Remember me

Re-Starting Runs Saved Against Zero

June 17, 2020
               Re-Starting Runs Saved Against Zero

 

            I am back to work on the project of estimating how many runs have been saved (prevented) by each pitcher and each defensive player since 1900.   I started back to work on it over the weekend of June 6-7.   Fortunately, when I was working on it before, I saved all of the articles in one word file, so that I was able to read through what I had done beginning to end—a good research practice which is quite unlike me; ordinarily I would have to chase down all 20-some articles and try to piece together the sequence.

            Anyway, reading through the articles or as much of them as I could stand to read, I immediately spotted several major errors in my approach, as you sometimes will when you walk away from your work and can look at it with fresh eyes.   Making these various mistakes, I had entangled myself in a jungle of bad assumptions and false starts, to such an extent that I was confused, and, for the last 5 or 7 articles, just kind of wandering around aimlessly, hacking through the underbrush to no particular purpose. 

            In the previous set of articles I created two very different ways to estimate a team’s runs saved, both of which were frankly terrible.   In re-reading the material, one of my first thoughts was "There has to be a better way to establish Team Runs Saved, so what is it?"  This led to a new and much better Team Runs Saved method.  I would go so far as to say that the previous two methods were wrong, and this one is right. 

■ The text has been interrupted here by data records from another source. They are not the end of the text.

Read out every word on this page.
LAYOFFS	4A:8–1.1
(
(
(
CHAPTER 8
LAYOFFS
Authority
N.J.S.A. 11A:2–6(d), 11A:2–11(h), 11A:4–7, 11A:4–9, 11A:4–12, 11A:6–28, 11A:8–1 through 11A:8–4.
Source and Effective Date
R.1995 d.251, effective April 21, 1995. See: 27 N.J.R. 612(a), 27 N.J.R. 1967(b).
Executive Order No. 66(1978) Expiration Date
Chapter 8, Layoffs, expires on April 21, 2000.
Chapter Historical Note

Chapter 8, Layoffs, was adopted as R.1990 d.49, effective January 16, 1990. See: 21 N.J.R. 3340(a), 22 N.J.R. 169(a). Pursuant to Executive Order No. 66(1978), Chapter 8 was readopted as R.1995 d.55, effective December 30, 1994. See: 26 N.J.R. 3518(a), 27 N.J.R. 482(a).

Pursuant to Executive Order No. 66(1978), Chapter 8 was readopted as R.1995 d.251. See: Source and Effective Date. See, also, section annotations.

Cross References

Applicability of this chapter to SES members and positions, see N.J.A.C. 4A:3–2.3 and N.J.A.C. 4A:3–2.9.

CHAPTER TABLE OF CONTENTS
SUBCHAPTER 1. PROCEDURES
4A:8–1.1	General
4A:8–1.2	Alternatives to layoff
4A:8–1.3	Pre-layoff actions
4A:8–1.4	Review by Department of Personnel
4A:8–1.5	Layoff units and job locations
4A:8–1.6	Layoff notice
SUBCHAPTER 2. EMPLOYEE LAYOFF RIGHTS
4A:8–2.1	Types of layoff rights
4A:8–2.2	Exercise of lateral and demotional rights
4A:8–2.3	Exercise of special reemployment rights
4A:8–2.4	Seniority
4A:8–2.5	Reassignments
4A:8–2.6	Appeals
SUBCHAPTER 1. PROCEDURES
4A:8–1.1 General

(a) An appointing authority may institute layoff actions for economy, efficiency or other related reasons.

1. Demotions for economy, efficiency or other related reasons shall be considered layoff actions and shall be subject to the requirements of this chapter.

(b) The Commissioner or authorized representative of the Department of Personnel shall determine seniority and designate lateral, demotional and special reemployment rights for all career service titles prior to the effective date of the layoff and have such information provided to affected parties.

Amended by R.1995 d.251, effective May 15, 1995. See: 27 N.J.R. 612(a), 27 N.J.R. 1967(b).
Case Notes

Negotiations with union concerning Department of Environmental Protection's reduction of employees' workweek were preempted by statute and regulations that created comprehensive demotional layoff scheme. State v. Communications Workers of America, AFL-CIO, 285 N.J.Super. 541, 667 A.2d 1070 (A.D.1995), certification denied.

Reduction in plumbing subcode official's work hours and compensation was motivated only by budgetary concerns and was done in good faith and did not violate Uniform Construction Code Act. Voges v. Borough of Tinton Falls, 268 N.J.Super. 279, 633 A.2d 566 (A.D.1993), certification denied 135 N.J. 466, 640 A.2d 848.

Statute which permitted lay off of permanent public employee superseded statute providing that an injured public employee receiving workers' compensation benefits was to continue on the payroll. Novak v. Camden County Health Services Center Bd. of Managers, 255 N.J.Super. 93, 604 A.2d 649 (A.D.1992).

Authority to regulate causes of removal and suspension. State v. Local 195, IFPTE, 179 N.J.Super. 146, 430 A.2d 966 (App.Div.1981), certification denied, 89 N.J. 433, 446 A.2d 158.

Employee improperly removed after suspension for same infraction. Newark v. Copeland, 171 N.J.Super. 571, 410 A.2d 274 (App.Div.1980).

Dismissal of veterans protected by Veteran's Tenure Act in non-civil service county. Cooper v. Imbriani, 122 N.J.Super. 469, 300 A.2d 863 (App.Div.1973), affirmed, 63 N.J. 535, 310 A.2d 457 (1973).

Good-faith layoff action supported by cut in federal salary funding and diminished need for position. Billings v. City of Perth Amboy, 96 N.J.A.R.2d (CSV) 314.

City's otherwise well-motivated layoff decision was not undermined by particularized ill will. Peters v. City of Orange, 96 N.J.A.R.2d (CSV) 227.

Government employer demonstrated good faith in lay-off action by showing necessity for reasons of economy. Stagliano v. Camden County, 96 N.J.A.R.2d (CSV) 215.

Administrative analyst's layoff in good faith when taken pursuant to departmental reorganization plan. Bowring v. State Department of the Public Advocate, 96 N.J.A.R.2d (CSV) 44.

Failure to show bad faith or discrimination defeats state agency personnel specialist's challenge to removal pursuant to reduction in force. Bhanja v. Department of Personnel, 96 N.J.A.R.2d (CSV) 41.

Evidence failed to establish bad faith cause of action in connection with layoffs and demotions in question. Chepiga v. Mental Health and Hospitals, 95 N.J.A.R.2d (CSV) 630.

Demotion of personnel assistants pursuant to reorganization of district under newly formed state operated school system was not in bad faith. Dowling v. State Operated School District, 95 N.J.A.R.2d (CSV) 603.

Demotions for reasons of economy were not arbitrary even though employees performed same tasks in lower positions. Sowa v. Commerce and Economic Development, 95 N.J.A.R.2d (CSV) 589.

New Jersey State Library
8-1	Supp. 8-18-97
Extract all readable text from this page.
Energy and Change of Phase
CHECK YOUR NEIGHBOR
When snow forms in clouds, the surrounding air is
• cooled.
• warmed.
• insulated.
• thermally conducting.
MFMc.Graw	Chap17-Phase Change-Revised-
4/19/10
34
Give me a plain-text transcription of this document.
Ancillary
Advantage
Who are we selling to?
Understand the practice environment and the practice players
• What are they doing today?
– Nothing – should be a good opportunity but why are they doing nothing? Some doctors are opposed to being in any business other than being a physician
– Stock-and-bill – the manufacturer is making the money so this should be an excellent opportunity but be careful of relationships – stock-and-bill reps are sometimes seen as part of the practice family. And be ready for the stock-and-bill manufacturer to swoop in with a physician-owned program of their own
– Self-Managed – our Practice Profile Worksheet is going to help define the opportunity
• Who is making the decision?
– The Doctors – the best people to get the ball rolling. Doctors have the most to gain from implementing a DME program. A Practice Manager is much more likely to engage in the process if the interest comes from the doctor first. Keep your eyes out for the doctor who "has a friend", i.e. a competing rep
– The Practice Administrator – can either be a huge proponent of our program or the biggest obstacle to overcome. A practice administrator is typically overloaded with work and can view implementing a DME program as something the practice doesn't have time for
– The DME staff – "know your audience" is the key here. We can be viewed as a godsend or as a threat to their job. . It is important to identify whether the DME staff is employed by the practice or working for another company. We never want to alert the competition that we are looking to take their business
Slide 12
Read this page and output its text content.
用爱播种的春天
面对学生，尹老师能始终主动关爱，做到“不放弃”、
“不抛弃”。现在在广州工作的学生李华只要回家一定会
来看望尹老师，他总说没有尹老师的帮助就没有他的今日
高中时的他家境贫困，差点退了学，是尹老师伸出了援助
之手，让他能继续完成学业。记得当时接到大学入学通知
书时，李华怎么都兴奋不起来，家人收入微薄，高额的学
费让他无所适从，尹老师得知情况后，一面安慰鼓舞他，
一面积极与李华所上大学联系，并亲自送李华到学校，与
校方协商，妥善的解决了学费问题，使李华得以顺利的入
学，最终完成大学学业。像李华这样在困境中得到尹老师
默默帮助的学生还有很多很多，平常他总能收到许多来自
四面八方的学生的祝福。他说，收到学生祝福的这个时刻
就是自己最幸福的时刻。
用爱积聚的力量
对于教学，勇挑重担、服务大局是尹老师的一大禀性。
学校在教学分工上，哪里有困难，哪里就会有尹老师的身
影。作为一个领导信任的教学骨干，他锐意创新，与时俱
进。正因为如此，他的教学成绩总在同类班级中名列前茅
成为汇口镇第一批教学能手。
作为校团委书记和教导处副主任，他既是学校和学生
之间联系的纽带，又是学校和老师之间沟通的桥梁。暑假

            I suppose what I should emphasize now is that the theoretical zero point is the point at which runs saved are equal to runs scored.   Supposing that an average team in a given set of circumstances would allow 750 runs, then the zero point is 1500 runs allowed. The new figure for Team Runs Saved is calculated thus:

1)     Figure the League Average of Runs Scored Per Inning,

2)     Apply that to Team’s Innings Pitched (League Average Expected Runs) (LAXR)

3)     Park-Adjust that,

4)     To figure the expected Runs Allowed for the team (TXR),

5)     Divide the team’s innings pitched by two,

6)     And subtract that number from Team Expected Runs Allowed (TXR). 

7)     The resulting figure is the Park Run Adjustment, or PRA. The Park Run Adjustment can be either positive or negative, and averages zero in theory, although it is not exactly zero in fact.   The PRA is a positive number in a hitter’s park, and a negative number in a pitcher’s park.  It would average zero in fact if the historical run average for all teams was 4.50 runs.  Since the historical run average for all teams is not 4.50 but 4.47, the average PRA is not zero, but -6. 

8)     The new figure for Team Runs Saved is Innings Pitched, plus the PRA, minus the runs allowed by the team.   In other words, we are assuming that, in a neutral park in an average league, a team with zero pitching and zero defense would allow one run per inning, or 9 runs per 9 innings.  We adjust this for the PRA—which is actually a park AND LEAGUE run adjustment, since what we were adjusting is the league norm—and subtract the number of runs that they allowed.  The difference is the number of runs that they saved.

 

For illustration, the 1968 St. Louis Cardinals—the team for which Bob Gibson posted a 1.12 ERA—allowed 472 runs in 4,437 thirds of an inning, which is 1,479 innings.   The league totals were 5,577 runs scored with 44,043 thirds of an inning.  Given their innings pitched, which were almost exactly one-tenth of the league’s total—it was a ten-team league—we would have expected the Cardinals to allow 562 runs scored (561.8407).

However, Busch Stadium in that season functioned as a pitcher’s park, with a park adjustment factor of .925 439.  Based on that, we multiply the league average expected runs (LAXR), 562, by the park adjustment (.925 439) to get the expected runs allowed by the team, which, for the 1968 Cardinals, is 520 (519.949). 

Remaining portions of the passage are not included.